Thomas Slade, Eugene Meehan et Marie-France Major.
«À nous trois, nous comptons plus de 30 ans d'expérience en Cour suprême!», dit Eugene Meehan, 59 ans, qui a lancé le projet début janvier avec ses collègues Marie-France Major et Thomas Slade.

L'idée leur est venue il y a quelques mois, alors que les trois juristes pratiquaient encore au bureau d'Ottawa de Lang Michener, qui a fusionné l'an dernier avec le cabinet national McMillan. Depuis plusieurs années, ils formaient le groupe «Cour suprême» et, tout comme maintenant, se consacraient exclusivement aux affaires du plus tribunal au pays. Tout allait bien, jusqu'à ce que la fusion des deux cabinets provoque des conflits d'intérêts entre les dossiers de plusieurs clients.

«On avait moins de travail, car on devait refuser plusieurs mandats», explique Eugene Meehan, qui se consacre aux dossiers de la Cour suprême depuis plus de 20 ans.

Avant Noël, ils ont donc dit bye-bye à McMillan pour se lancer à leur compte. Leur bureau est situé à 10 minutes de marche de la Cour. Un grand risque, certes, mais qui semble déjà rapporter des dividendes puisque la plupart de leurs clients les ont suivis et qu'ils en accueillent de nouveaux régulièrement.

«Nous recevons plus d'un nouveau dossier par jour», dit Marie-France Major, 50 ans, spécialiste dans ce genre de mandats depuis dix ans.

Il faut dire que ce n'est pas donné à tous les avocats de plaider en Cour suprême. Pour la plupart, ils auront la chance d'y aller une ou deux fois durant leur carrière. C'est tout. «Alors que nous sommes là quotidiennement», dit Marie-France Major.

Des règles spécifiques

Elle explique qu'il y a des règles à suivre bien spécifiques à la Cour suprême et qu'il faut les maîtriser pour obtenir du succès. Me Major, tout comme son collègue Meehan, ont du vécu à la Cour suprême, elle comme stagiaire à l'ex-juge Laforest, lui comme adjoint exécutif de l'ex-juge en chef Antonio Lamer.

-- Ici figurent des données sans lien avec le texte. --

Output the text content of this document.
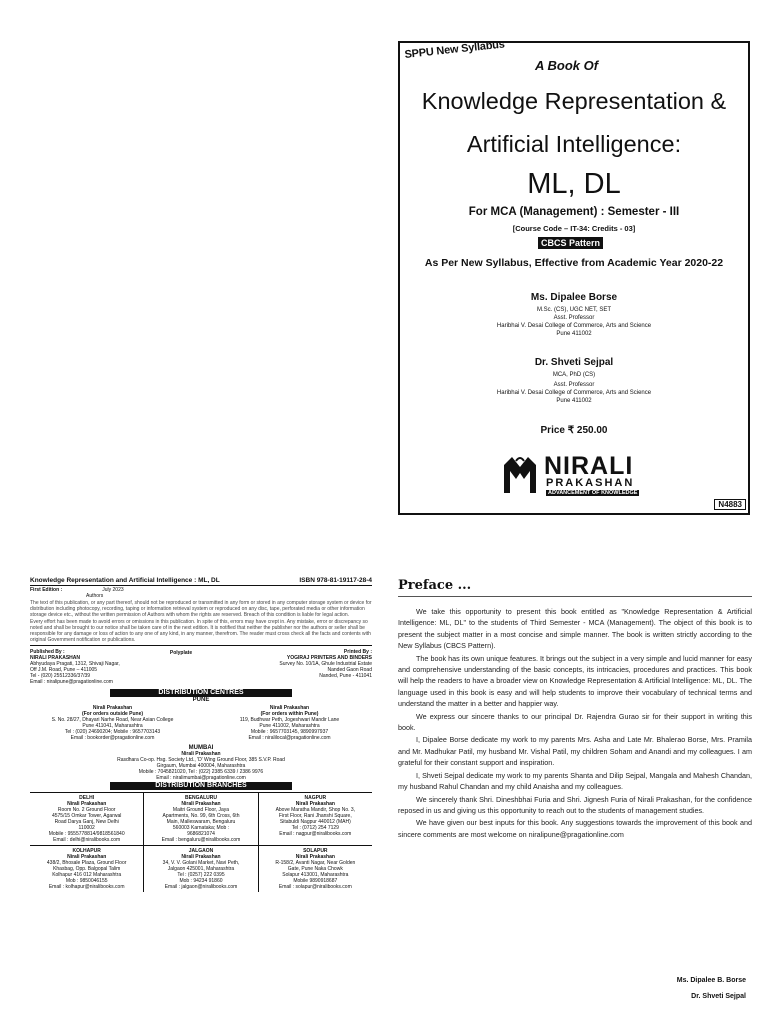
SPPU New Syllabus
A Book Of
Knowledge Representation &
Artificial Intelligence:
ML, DL
For MCA (Management) : Semester - III
[Course Code – IT-34: Credits - 03]
CBCS Pattern
As Per New Syllabus, Effective from Academic Year 2020-22
Ms. Dipalee Borse
M.Sc. (CS), UGC NET, SET
Asst. Professor
Haribhai V. Desai College of Commerce, Arts and Science
Pune 411002
Dr. Shveti Sejpal
MCA, PhD (CS)
Asst. Professor
Haribhai V. Desai College of Commerce, Arts and Science
Pune 411002
Price ₹ 250.00
NIRALI
PRAKASHAN
ADVANCEMENT OF KNOWLEDGE
N4883
Knowledge Representation and Artificial Intelligence : ML, DL	ISBN 978-81-19117-28-4
First Edition :	July 2023
Authors
The text of this publication, or any part thereof, should not be reproduced or transmitted in any form or stored in any computer storage system or device for distribution including photocopy, recording, taping or information retrieval system or reproduced on any disc, tape, perforated media or other information storage device etc., without the written permission of Authors with whom the rights are reserved. Breach of this condition is liable for legal action.
Every effort has been made to avoid errors or omissions in this publication. In spite of this, errors may have crept in. Any mistake, error or discrepancy so noted and shall be brought to our notice shall be taken care of in the next edition. It is notified that neither the publisher nor the authors or seller shall be responsible for any damage or loss of action to any one of any kind, in any manner, therefrom. The reader must cross check all the facts and contents with original Government notification or publications.
Published By :
NIRALI PRAKASHAN
Abhyudaya Pragati, 1312, Shivaji Nagar,
Off J.M. Road, Pune – 411005
Tel - (020) 25512336/37/39
Email : niralipune@pragationline.com
Polyplate	Printed By :
YOGIRAJ PRINTERS AND BINDERS
Survey No. 10/1A, Ghule Industrial Estate
Nanded Gaon Road
Nanded, Pune - 411041
DISTRIBUTION CENTRES
PUNE
Nirali Prakashan
(For orders outside Pune)
S. No. 28/27, Dhayari Narhe Road, Near Asian College
Pune 411041, Maharashtra
Tel : (020) 24690204; Mobile : 9657703143
Email : bookorder@pragationline.com
Nirali Prakashan
(For orders within Pune)
119, Budhwar Peth, Jogeshwari Mandir Lane
Pune 411002, Maharashtra
Mobile : 9657703145, 9890997937
Email : niralilocal@pragationline.com
MUMBAI
Nirali Prakashan
Rasdhara Co-op. Hsg. Society Ltd., 'D' Wing Ground Floor, 385 S.V.P. Road
Girgaum, Mumbai 400004, Maharashtra
Mobile : 7045821020, Tel : (022) 2385 6339 / 2386 9976
Email : niralimumbai@pragationline.com
DISTRIBUTION BRANCHES
DELHI
Nirali Prakashan
Room No. 2 Ground Floor
4575/15 Omkar Tower, Agarwal
Road Darya Ganj, New Delhi
110002
Mobile : 9555778814/9818561840
Email : delhi@niralibooks.com
BENGALURU
Nirali Prakashan
Maitri Ground Floor, Jaya
Apartments, No. 99, 6th Cross, 6th
Main, Malleswaram, Bengaluru
560003 Karnataka; Mob :
9686821074
Email : bengaluru@niralibooks.com
NAGPUR
Nirali Prakashan
Above Maratha Mandir, Shop No. 3,
First Floor, Rani Jhanshi Square,
Sitabuldi Nagpur 440012 (MAH)
Tel : (0712) 254 7129
Email : nagpur@niralibooks.com
KOLHAPUR
Nirali Prakashan
438/2, Bhosale Plaza, Ground Floor
Khasbag, Opp. Balgopal Talim
Kolhapur 416 012 Maharashtra
Mob : 9850046155
Email : kolhapur@niralibooks.com
JALGAON
Nirali Prakashan
34, V. V. Golani Market, Navi Peth,
Jalgaon 425001, Maharashtra
Tel : (0257) 222 0395
Mob : 94234 91860
Email : jalgaon@niralibooks.com
SOLAPUR
Nirali Prakashan
R-158/2, Avanti Nagar, Near Golden
Gate, Pune Naka Chowk
Solapur 413001, Maharashtra
Mobile 9890918687
Email : solapur@niralibooks.com
Preface ...

We take this opportunity to present this book entitled as "Knowledge Representation & Artificial Intelligence: ML, DL" to the students of Third Semester - MCA (Management). The object of this book is to present the subject matter in a most concise and simple manner. The book is written strictly according to the New Syllabus (CBCS Pattern).

The book has its own unique features. It brings out the subject in a very simple and lucid manner for easy and comprehensive understanding of the basic concepts, its intricacies, procedures and practices. This book will help the readers to have a broader view on Knowledge Representation & Artificial Intelligence: ML, DL. The language used in this book is easy and will help students to improve their vocabulary of technical terms and understand the matter in a better and happier way.

We express our sincere thanks to our principal Dr. Rajendra Gurao sir for their support in writing this book.

I, Dipalee Borse dedicate my work to my parents Mrs. Asha and Late Mr. Bhalerao Borse, Mrs. Pramila and Mr. Madhukar Patil, my husband Mr. Vishal Patil, my children Soham and Anandi and my colleagues. I am grateful for their constant support and inspiration.

I, Shveti Sejpal dedicate my work to my parents Shanta and Dilip Sejpal, Mangala and Mahesh Chandan, my husband Rahul Chandan and my child Anaisha and my colleagues.

We sincerely thank Shri. Dineshbhai Furia and Shri. Jignesh Furia of Nirali Prakashan, for the confidence reposed in us and giving us this opportunity to reach out to the students of management studies.

We have given our best inputs for this book. Any suggestions towards the improvement of this book and sincere comments are most welcome on niralipune@pragationline.com

Ms. Dipalee B. Borse
Dr. Shveti Sejpal
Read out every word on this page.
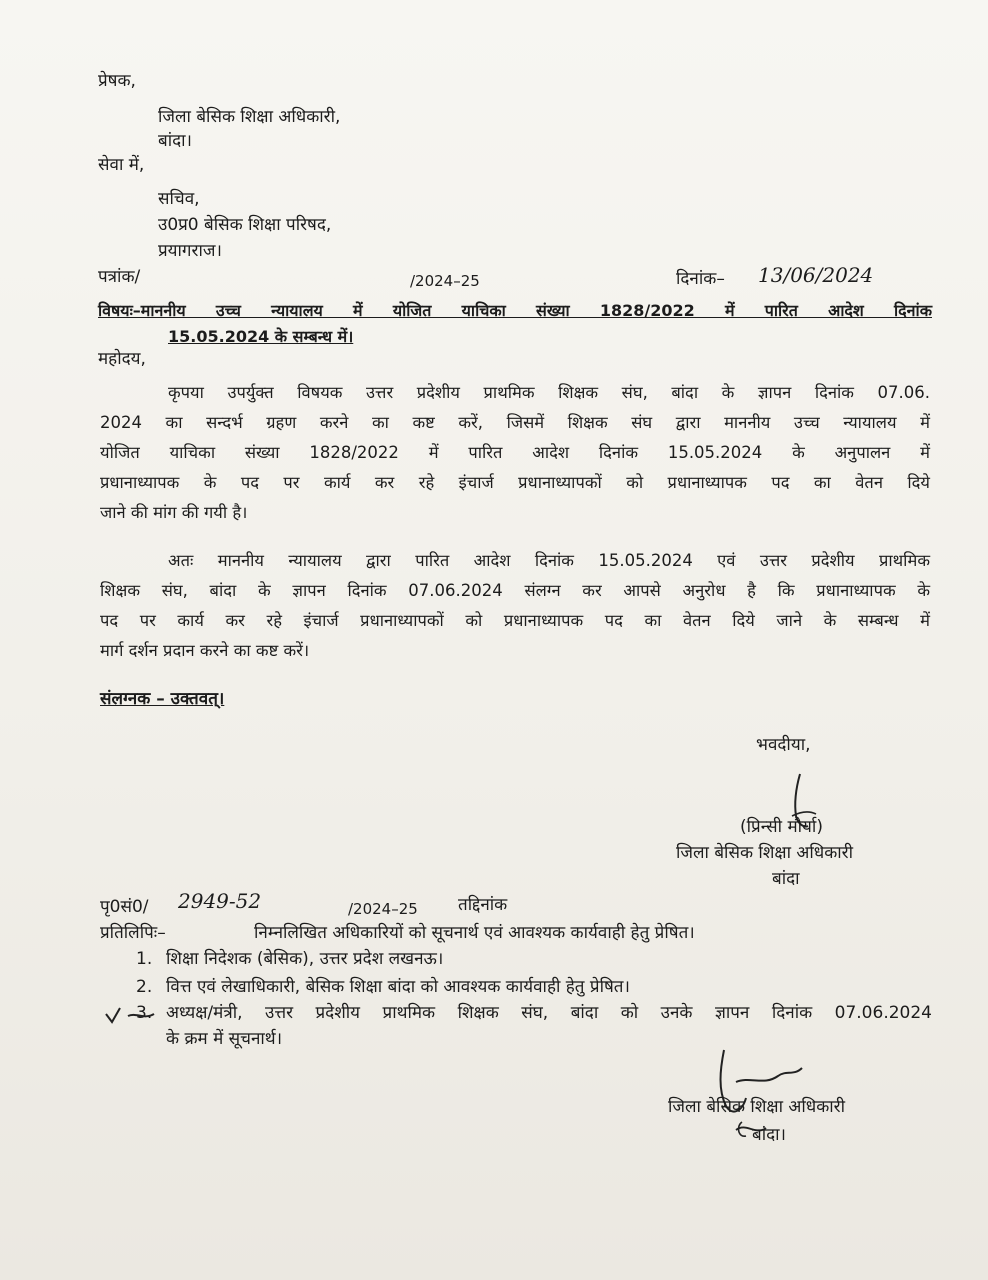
प्रेषक,
जिला बेसिक शिक्षा अधिकारी,
बांदा।
सेवा में,
सचिव,
उ0प्र0 बेसिक शिक्षा परिषद,
प्रयागराज।
पत्रांक/	/2024–25	दिनांक– 13/06/2024
विषयः–माननीय उच्च न्यायालय में योजित याचिका संख्या 1828/2022 में पारित आदेश दिनांक
15.05.2024 के सम्बन्ध में।
महोदय,
कृपया उपर्युक्त विषयक उत्तर प्रदेशीय प्राथमिक शिक्षक संघ, बांदा के ज्ञापन दिनांक 07.06.
2024 का सन्दर्भ ग्रहण करने का कष्ट करें, जिसमें शिक्षक संघ द्वारा माननीय उच्च न्यायालय में
योजित याचिका संख्या 1828/2022 में पारित आदेश दिनांक 15.05.2024 के अनुपालन में
प्रधानाध्यापक के पद पर कार्य कर रहे इंचार्ज प्रधानाध्यापकों को प्रधानाध्यापक पद का वेतन दिये
जाने की मांग की गयी है।
अतः माननीय न्यायालय द्वारा पारित आदेश दिनांक 15.05.2024 एवं उत्तर प्रदेशीय प्राथमिक
शिक्षक संघ, बांदा के ज्ञापन दिनांक 07.06.2024 संलग्न कर आपसे अनुरोध है कि प्रधानाध्यापक के
पद पर कार्य कर रहे इंचार्ज प्रधानाध्यापकों को प्रधानाध्यापक पद का वेतन दिये जाने के सम्बन्ध में
मार्ग दर्शन प्रदान करने का कष्ट करें।
संलग्नक – उक्तवत्।
भवदीया,
(प्रिन्सी मौर्या)
जिला बेसिक शिक्षा अधिकारी
बांदा
पृ0सं0/ 2949-52	/2024–25 तद्दिनांक
प्रतिलिपिः–	निम्नलिखित अधिकारियों को सूचनार्थ एवं आवश्यक कार्यवाही हेतु प्रेषित।
1. शिक्षा निदेशक (बेसिक), उत्तर प्रदेश लखनऊ।
2. वित्त एवं लेखाधिकारी, बेसिक शिक्षा बांदा को आवश्यक कार्यवाही हेतु प्रेषित।
3. अध्यक्ष/मंत्री, उत्तर प्रदेशीय प्राथमिक शिक्षक संघ, बांदा को उनके ज्ञापन दिनांक 07.06.2024
के क्रम में सूचनार्थ।
जिला बेसिक शिक्षा अधिकारी
बांदा।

Un dossier en Cour suprême comprend deux étapes, soit la demande d'autorisation d'appel et l'appel. Chacune de ces étapes comporte ses défis. Pour l'autorisation, il faut démontrer que la cause est d'importance nationale. C'est le premier test, en quelque sorte. Si l'appel est accepté, il faut alors préparer un mémoire et plaider devant les juges.

Pour chacune des étapes, Supreme Advocacy offre une gamme de services, qui vont de la formulation des arguments à la préparation des documents à la stratégie à adopter. Parfois, ils accompagnent comme conseillers les clients en Cour, d'autres fois ils les représentent directement.

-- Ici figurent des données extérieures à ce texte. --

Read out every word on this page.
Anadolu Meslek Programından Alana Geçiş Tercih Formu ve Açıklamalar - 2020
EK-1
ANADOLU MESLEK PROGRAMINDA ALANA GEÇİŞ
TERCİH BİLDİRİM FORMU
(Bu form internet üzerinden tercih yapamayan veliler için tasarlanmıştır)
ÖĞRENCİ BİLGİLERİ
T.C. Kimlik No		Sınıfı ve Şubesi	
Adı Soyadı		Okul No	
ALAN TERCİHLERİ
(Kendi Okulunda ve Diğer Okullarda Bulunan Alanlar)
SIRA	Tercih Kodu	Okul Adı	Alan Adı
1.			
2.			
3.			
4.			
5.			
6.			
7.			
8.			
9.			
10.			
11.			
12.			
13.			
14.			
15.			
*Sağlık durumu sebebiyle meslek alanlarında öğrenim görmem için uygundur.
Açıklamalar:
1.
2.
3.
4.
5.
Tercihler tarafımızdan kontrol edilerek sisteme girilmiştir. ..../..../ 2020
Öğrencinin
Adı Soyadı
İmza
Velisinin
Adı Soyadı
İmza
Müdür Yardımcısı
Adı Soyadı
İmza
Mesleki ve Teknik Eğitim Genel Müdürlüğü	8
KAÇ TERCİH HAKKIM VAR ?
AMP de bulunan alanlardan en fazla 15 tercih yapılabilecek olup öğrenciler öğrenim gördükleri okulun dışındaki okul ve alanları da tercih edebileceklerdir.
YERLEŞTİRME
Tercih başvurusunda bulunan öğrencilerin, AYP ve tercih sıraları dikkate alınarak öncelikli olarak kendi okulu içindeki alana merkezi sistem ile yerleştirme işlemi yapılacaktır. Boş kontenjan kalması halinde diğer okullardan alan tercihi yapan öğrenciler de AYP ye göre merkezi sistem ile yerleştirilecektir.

Souvent, leurs clients sont d'autres avocats, qui souhaitent se faire assister par des spécialistes. C'est ce qui est arrivé en 2008 dans la cause opposant BCE à ses détenteurs de débentures. L'affaire s'est rendue jusqu'en Cour suprême. BCE et Bell étaient en alors représentés par le cabinet Davies Ward, mais ce dernier était assisté par plusieurs autres avocats, dont Me Meehan et Me Major. BCE a gagné.

Personnalité juridique des juges

Bien sûr, pour réussir en Cour suprême, il faut connaître les règles et les rouages. Mais il faut surtout maîtriser à la fois les aspects juridiques et pratiques, dit Eugene Meehan.

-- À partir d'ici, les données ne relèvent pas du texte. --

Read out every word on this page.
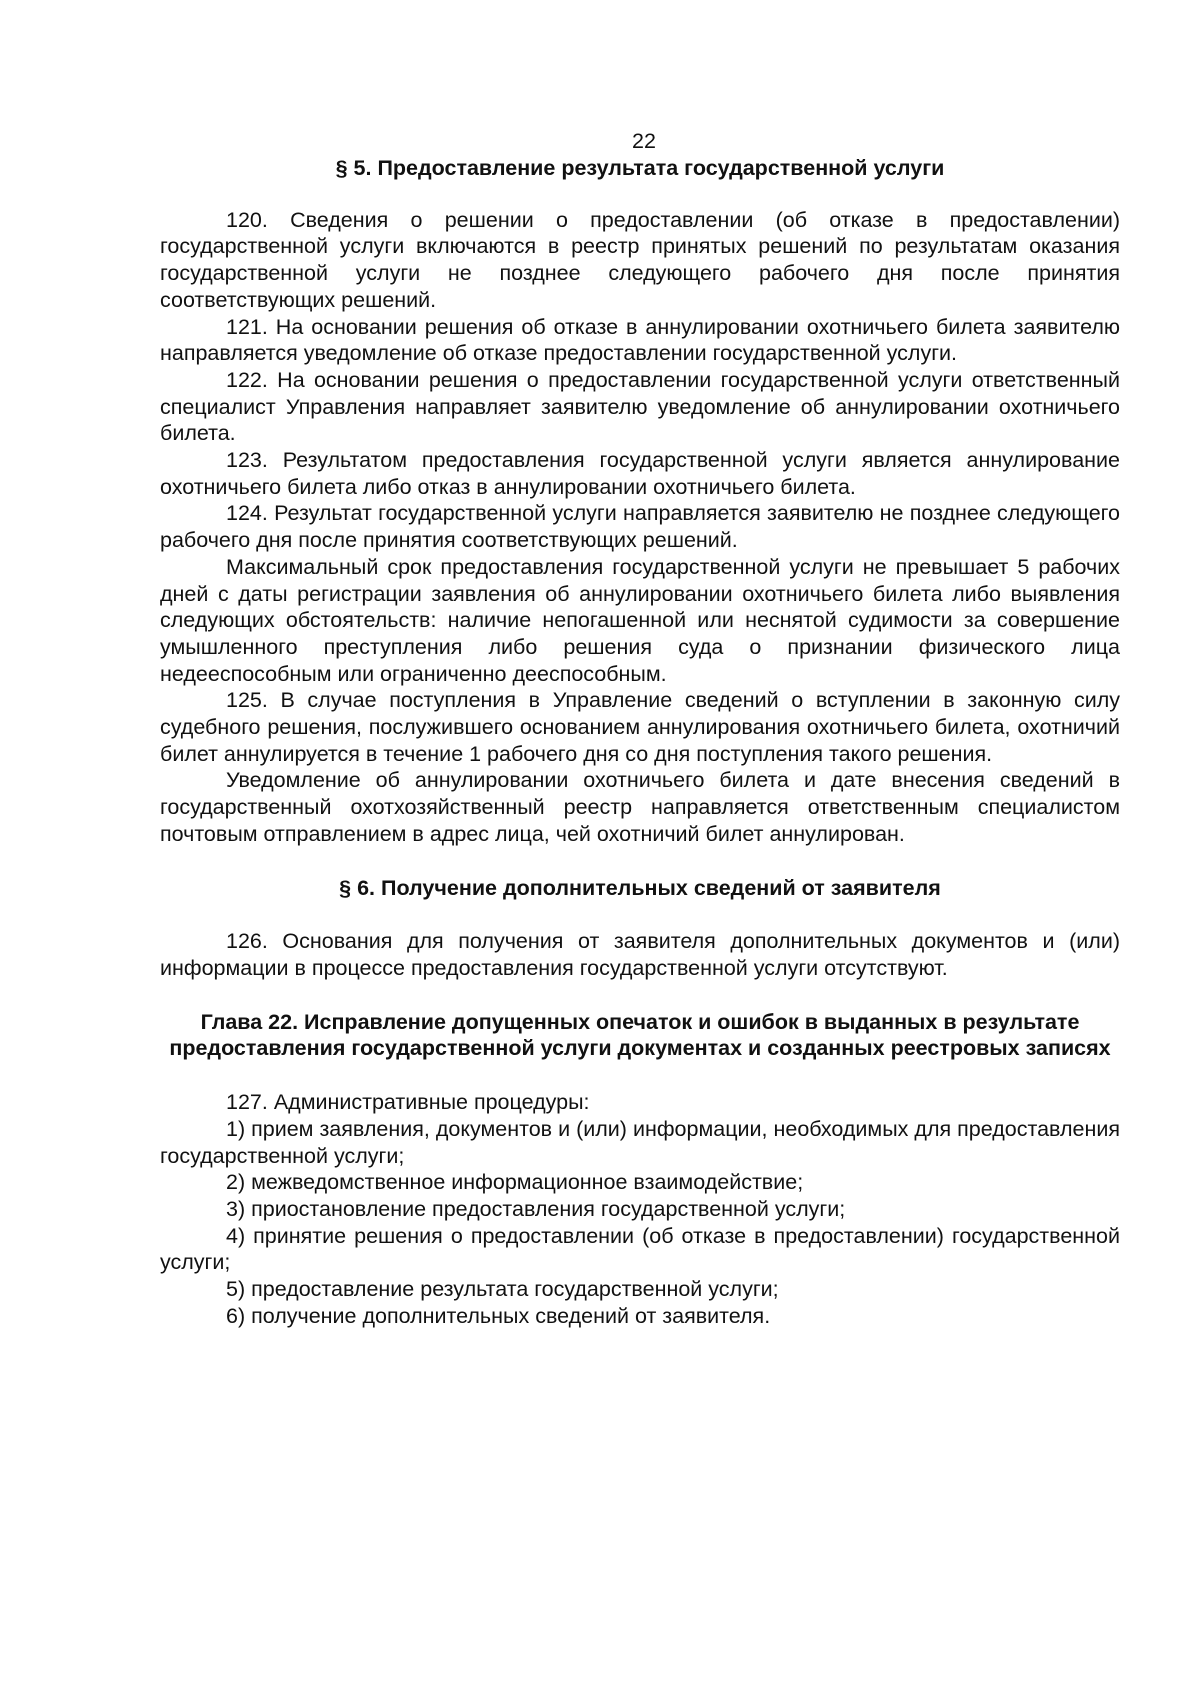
22

§ 5. Предоставление результата государственной услуги

120. Сведения о решении о предоставлении (об отказе в предоставлении) государственной услуги включаются в реестр принятых решений по результатам оказания государственной услуги не позднее следующего рабочего дня после принятия соответствующих решений.

121. На основании решения об отказе в аннулировании охотничьего билета заявителю направляется уведомление об отказе предоставлении государственной услуги.

122. На основании решения о предоставлении государственной услуги ответственный специалист Управления направляет заявителю уведомление об аннулировании охотничьего билета.

123. Результатом предоставления государственной услуги является аннулирование охотничьего билета либо отказ в аннулировании охотничьего билета.

124. Результат государственной услуги направляется заявителю не позднее следующего рабочего дня после принятия соответствующих решений.

Максимальный срок предоставления государственной услуги не превышает 5 рабочих дней с даты регистрации заявления об аннулировании охотничьего билета либо выявления следующих обстоятельств: наличие непогашенной или неснятой судимости за совершение умышленного преступления либо решения суда о признании физического лица недееспособным или ограниченно дееспособным.

125. В случае поступления в Управление сведений о вступлении в законную силу судебного решения, послужившего основанием аннулирования охотничьего билета, охотничий билет аннулируется в течение 1 рабочего дня со дня поступления такого решения.

Уведомление об аннулировании охотничьего билета и дате внесения сведений в государственный охотхозяйственный реестр направляется ответственным специалистом почтовым отправлением в адрес лица, чей охотничий билет аннулирован.

§ 6. Получение дополнительных сведений от заявителя

126. Основания для получения от заявителя дополнительных документов и (или) информации в процессе предоставления государственной услуги отсутствуют.

Глава 22. Исправление допущенных опечаток и ошибок в выданных в результате предоставления государственной услуги документах и созданных реестровых записях

127. Административные процедуры:

1) прием заявления, документов и (или) информации, необходимых для предоставления государственной услуги;

2) межведомственное информационное взаимодействие;

3) приостановление предоставления государственной услуги;

4) принятие решения о предоставлении (об отказе в предоставлении) государственной услуги;

5) предоставление результата государственной услуги;

6) получение дополнительных сведений от заявителя.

«Il y a un côté très académique», dit l'avocat. Il souligne que la qualité de la rédaction est primordiale, car le mémoire que l'on présente est très important. Ce n'est donc pas un hasard si lui et sa collègue Marie-France Major sont tous les deux docteurs en droit.

Par ailleurs, le côté stratégique est tout aussi fondamental. Quels arguments présenter, comment le faire, comment prévoir les questions des juges et y répondre, voilà autant d'éléments à considérer avant de se présenter en appel.

À cet égard, explique M. Meehan, son cabinet se fait un devoir de suivre et d'analyser les décisions antérieures des juges, autant individuelles que collectives, afin d'en dégager des tendances et de pouvoir mieux conseiller leurs clients par la suite. Pour lui, il est extrêmement important de connaître ce qu'il appelle la «personnalité juridique» des juges afin de prévenir les questions possibles.

Ainsi, le matin d'un appel, il y a toujours une rencontre avec les clients pour discuter des juges qui siègeront ce jour-là sur leur affaire. Ils peuvent être cinq, sept ou neuf, selon les cas.

«Il y a des juges qui préfèrent certains domaines à d'autres, explique l'avocat. Il faut le savoir et adapter notre stratégie en conséquence.»